When I was a kid, every town had a bookstore. An independent bookstore. Some towns had several. They were as ubiquitous as local drugstores with soda fountains and as important as any other element to the life of a community. It’s not like that now. Our local, independently owned bookstores are an endangered species. They’re the victims of big chains and of Amazon, yes. But they’re also endangered because of our own lethargy and our insensitivity to both the necessity and the importance of these very valuable resources.
Borders has gone the way of the dodo bird. If what we hear is true, Barnes and Noble is on the ropes. And when that chain is gone, know who’s left? Amazon. The big faceless corporation for whom books are simply another commodity and each of us is simply a revenue source.
Buying from independents is in our own best interest. It assures that no one large entity will control what’s available to us as readers.
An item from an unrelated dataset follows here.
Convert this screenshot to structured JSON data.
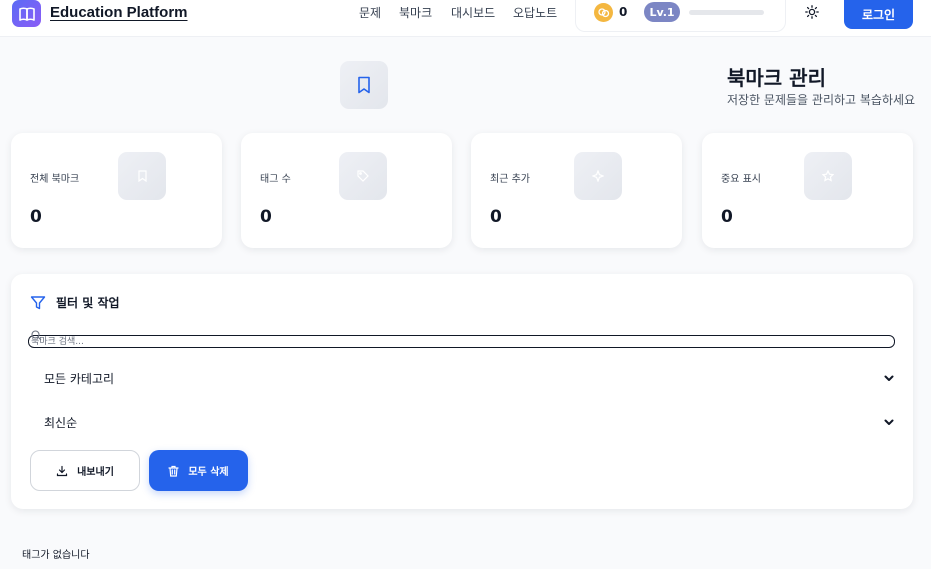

Freedom—and it does come down to this—is all about choice.
Most of the signings I do are at independents. I’ll be signing on Friday at a wonderful small bookstore in Hudson, Wisconsin, called Chapter2Books. Like most independents, they walk a fine line between red ink and black. If you live in the area, I would consider it a personal favor if you came and experienced this lovely shop and began to do your book buying there. Here’s a link to a great blog about these folks and their plight.
Thanks for listening. And remember: Think globally. Shop locally.